Not thinking too much doesn’t mean men don’t think strategically but rather, they don’t dwell too long on their choices or second guess themselves. They act FAST! If they make the right choice, fantastic! But if they make the wrong choice, most men also don’t dwell on it – they move on to try something else. Because what’s the alternative?
Now as with all things, I know this doesn’t apply to EVERYONE but thankfully, my circle was those with high net worth (like my first corporate job mentioned in the beginning).
Be unique. Stand out. Act fast.
As for that job where my boss bought me my first lap dance? Well, I ultimately left because I didn’t feel in alignment. It didn’t feed my soul. And naive me thought, “I’ll easily get another job because I worked for Mr. Superstar.” Well, that didn’t exactly go the way I had planned…
I was made aware once again that I was a young, inexperienced female. Back to reality, and back to square one.
I honestly didn’t think that I “chose” a male dominated world or industry. I’ve shifted my mindset to thinking that there’s actually no difference between him and I in terms of our abilities. And, as long as I could get my foot in the door (or bust it up), then I would always find a way to create my own opportunities.

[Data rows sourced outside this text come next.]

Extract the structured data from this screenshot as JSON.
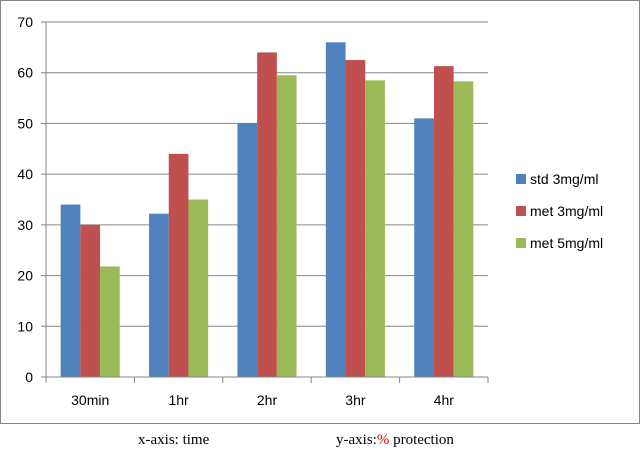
{
  "chart_data": {
    "type": "bar",
    "categories": [
      "30min",
      "1hr",
      "2hr",
      "3hr",
      "4hr"
    ],
    "series": [
      {
        "name": "std 3mg/ml",
        "color": "#4f81bd",
        "values": [
          34,
          32.2,
          50,
          66,
          51
        ]
      },
      {
        "name": "met 3mg/ml",
        "color": "#c0504d",
        "values": [
          30,
          44,
          64,
          62.5,
          61.3
        ]
      },
      {
        "name": "met 5mg/ml",
        "color": "#9bbb59",
        "values": [
          21.8,
          35,
          59.5,
          58.5,
          58.3
        ]
      }
    ],
    "ylim": [
      0,
      70
    ],
    "yticks": [
      0,
      10,
      20,
      30,
      40,
      50,
      60,
      70
    ],
    "grid": true,
    "legend": "right"
  },
  "caption": {
    "x_prefix": "x-axis: time",
    "y_prefix": "y-axis:",
    "y_percent": "%",
    "y_suffix": " protection"
  }
}
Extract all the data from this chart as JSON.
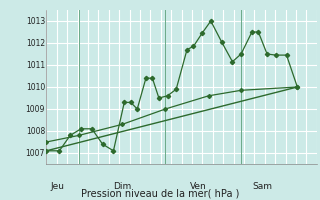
{
  "bg_color": "#cceae7",
  "grid_color": "#ffffff",
  "line_color": "#2d6a2d",
  "title": "Pression niveau de la mer( hPa )",
  "ylabel_ticks": [
    1007,
    1008,
    1009,
    1010,
    1011,
    1012,
    1013
  ],
  "xlabels": [
    "Jeu",
    "Dim",
    "Ven",
    "Sam"
  ],
  "xlabels_pos": [
    0.5,
    3.5,
    7.0,
    10.0
  ],
  "xvlines": [
    1.5,
    5.5,
    9.0
  ],
  "ylim": [
    1006.5,
    1013.5
  ],
  "xlim": [
    0,
    12.5
  ],
  "series1": [
    [
      0,
      1007.1
    ],
    [
      0.6,
      1007.1
    ],
    [
      1.1,
      1007.8
    ],
    [
      1.6,
      1008.1
    ],
    [
      2.1,
      1008.1
    ],
    [
      2.6,
      1007.4
    ],
    [
      3.1,
      1007.1
    ],
    [
      3.6,
      1009.3
    ],
    [
      3.9,
      1009.3
    ],
    [
      4.2,
      1009.0
    ],
    [
      4.6,
      1010.4
    ],
    [
      4.9,
      1010.4
    ],
    [
      5.2,
      1009.5
    ],
    [
      5.6,
      1009.6
    ],
    [
      6.0,
      1009.9
    ],
    [
      6.5,
      1011.7
    ],
    [
      6.8,
      1011.85
    ],
    [
      7.2,
      1012.45
    ],
    [
      7.6,
      1013.0
    ],
    [
      8.1,
      1012.05
    ],
    [
      8.6,
      1011.15
    ],
    [
      9.0,
      1011.5
    ],
    [
      9.5,
      1012.5
    ],
    [
      9.8,
      1012.5
    ],
    [
      10.2,
      1011.5
    ],
    [
      10.6,
      1011.45
    ],
    [
      11.1,
      1011.45
    ],
    [
      11.6,
      1010.0
    ]
  ],
  "series2": [
    [
      0,
      1007.1
    ],
    [
      11.6,
      1010.0
    ]
  ],
  "series3": [
    [
      0,
      1007.5
    ],
    [
      1.5,
      1007.8
    ],
    [
      3.5,
      1008.3
    ],
    [
      5.5,
      1009.0
    ],
    [
      7.5,
      1009.6
    ],
    [
      9.0,
      1009.85
    ],
    [
      11.6,
      1010.0
    ]
  ]
}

Remember how I love to say “Wealth is a Mindset”? Well, so is your perspective on life. You get to choose every day how you WANT to see the world, and choose who you want to be.
I chose business and finance because I wanted to make this knowledge accessible to the people. Not the rich people, but the people who are craving this knowledge and think that they can’t get ahead. I’m no trust fund baby, I clawed my way up and through as many of you have. And if one person gains a new perspective for some deeper insight from this (book/blog) then I’ve done my job. Because we can’t change the world in one day… but 10 years from now, 20 years from now, who knows the impact we’d have left behind? And who knows what that person would have missed had we not shared our story that made a difference in their life?
I choose to become a leader and a pioneer in this male-dominated space because I can. I gave MYSELF the power to act with integrity, and the FREEDOM of choice. I’m in this space playing with the boys because I say so. I may look different, but looking different is no indication of my abilities and what I can achieve.
How about you?
What are you choosing to tackle today? How do you plan to kick some ass?